The ECB dropped an earlier commitment to “stay the course in raising interest rates significantly at a steady pace” from its rate announcement statement on Thursday.
“Altogether, it seems to us that the ECB has negotiated today’s awkwardly timed policy announcement pretty well,” Adam Hoyes, market economist with Capital Economics, wrote in a note to clients.
“It has managed to pull off arguably the riskiest option – a 50 bp hike – which maintained the credibility of its commitment to price stability and prompted a decline in inflation swap rates, without prompting any further volatility in financial markets.”
At the same time, Mr. Hoyes added, “price stability may take more of a back seat as a driver of global financial markets in the months ahead.”
Over the past week, investors have slashed their bets on how much further central banks will lift interest rates. That led to huge moves in the bond market. The yield on two-year U.S. Treasuries is almost a percentage point lower than a week ago – the sharpest repricing since the 1980s.
Interest rate swaps, which capture market expectations about future monetary policy decisions, went from pricing another 100 basis points of rate hikes by the U.S. Federal Reserve in the coming months, to pricing in only 50 basis points of tightening, followed by rate cuts starting this summer. Markets expect the Fed to raise its benchmark rate by 25 basis points at its next meeting on March 22, according to Refinitiv data.
Expectations have also shifted for the Bank of Canada, which paused its monetary policy tightening campaign last week. Swap markets are pricing in no more Canadian rate hikes, and at least two quarter-point rate cuts by the end of the year.

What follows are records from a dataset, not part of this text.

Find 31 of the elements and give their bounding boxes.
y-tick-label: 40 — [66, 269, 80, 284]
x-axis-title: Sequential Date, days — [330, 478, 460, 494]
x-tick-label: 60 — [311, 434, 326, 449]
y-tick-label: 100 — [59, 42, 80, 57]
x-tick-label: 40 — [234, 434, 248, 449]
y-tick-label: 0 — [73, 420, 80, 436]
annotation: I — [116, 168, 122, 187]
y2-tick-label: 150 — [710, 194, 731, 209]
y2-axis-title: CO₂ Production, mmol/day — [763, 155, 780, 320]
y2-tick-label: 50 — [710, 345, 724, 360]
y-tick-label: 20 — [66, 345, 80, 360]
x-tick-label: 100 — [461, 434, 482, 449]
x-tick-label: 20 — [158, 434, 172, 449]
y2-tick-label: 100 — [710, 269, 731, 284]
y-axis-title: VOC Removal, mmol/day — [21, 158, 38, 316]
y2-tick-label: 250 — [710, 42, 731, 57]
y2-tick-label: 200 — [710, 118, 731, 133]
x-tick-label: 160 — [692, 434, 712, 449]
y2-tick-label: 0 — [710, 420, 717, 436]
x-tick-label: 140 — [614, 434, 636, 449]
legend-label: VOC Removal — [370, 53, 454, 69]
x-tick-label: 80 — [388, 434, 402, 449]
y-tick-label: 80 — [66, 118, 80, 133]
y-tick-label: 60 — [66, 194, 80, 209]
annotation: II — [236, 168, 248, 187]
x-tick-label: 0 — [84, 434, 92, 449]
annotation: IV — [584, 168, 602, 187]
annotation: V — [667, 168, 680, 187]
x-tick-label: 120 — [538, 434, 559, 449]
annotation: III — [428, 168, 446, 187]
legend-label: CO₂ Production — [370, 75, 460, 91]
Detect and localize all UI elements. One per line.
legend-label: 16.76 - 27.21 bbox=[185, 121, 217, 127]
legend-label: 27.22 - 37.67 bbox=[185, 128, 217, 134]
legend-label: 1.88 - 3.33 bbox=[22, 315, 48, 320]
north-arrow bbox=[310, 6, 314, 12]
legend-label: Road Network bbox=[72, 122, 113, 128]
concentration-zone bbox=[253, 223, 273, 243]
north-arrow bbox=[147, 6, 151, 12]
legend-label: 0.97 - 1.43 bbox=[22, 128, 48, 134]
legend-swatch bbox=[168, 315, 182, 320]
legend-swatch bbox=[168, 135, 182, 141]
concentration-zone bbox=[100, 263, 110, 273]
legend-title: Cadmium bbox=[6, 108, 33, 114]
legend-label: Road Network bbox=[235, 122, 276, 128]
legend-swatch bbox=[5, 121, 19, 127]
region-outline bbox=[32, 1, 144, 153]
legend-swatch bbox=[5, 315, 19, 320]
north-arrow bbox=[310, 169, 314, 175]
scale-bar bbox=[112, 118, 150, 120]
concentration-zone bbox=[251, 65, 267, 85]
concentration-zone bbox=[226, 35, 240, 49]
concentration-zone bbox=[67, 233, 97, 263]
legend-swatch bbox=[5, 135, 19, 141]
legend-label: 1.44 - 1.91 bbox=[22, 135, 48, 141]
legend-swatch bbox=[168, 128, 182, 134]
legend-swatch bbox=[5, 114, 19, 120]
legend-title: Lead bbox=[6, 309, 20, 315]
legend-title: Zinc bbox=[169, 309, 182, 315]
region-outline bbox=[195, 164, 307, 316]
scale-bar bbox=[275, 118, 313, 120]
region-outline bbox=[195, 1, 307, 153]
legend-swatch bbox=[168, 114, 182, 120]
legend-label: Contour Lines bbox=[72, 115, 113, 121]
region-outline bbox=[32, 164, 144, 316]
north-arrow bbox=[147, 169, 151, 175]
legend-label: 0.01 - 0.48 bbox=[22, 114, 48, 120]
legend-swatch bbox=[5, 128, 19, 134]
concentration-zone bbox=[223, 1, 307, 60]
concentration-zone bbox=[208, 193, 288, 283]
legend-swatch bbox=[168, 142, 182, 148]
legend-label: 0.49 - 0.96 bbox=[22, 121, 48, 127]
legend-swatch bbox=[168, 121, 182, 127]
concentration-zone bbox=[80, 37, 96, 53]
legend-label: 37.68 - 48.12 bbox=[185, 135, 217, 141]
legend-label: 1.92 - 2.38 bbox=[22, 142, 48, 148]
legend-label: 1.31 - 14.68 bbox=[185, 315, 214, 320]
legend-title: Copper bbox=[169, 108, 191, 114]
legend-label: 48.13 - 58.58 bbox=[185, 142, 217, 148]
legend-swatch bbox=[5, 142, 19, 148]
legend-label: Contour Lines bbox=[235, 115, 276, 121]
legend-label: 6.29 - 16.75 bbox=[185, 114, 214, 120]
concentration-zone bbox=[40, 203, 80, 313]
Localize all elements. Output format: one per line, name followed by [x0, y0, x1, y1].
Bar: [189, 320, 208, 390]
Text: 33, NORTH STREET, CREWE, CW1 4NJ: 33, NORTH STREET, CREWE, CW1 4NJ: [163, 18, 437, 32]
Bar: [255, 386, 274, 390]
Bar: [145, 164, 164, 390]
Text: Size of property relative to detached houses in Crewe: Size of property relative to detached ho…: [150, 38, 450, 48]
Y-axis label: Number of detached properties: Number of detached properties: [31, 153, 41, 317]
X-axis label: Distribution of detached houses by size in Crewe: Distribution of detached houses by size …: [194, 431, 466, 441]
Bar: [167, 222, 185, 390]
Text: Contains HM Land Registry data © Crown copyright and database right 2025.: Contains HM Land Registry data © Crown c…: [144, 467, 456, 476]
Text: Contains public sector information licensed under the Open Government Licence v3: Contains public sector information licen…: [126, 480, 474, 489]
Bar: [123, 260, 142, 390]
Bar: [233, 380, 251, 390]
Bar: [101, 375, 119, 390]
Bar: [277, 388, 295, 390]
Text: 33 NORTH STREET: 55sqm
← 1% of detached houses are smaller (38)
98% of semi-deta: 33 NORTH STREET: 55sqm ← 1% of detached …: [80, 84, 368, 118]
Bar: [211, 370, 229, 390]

Benjamin Reitzes, Bank of Montreal’s director of Canadian rates and macro strategy, said bond investors have become increasingly pessimistic over the past week.
“They are pricing crisis,” Mr. Reitzes said. “If this doesn’t get substantially worse, the pricing is way too aggressive. But fear wins.”
The sharp bond market moves have gummed up trading, with market participants reporting the worst trading environment since the early days of the COVID-19 pandemic. Buyers and sellers have become skittish, slowing down the speed of trades and blowing out the bid-ask spread on even the safest government bonds.
“It’s clear there’s stress in the market. And there should be when you’re getting 20, 30, 40, 50-basis-point moves on a day-to-day basis,” Mr. Reitzes said. “There’s no real way to really effectively and consistently protect yourself from that if you’re an investor, and so that’s keeping everybody very cautious.”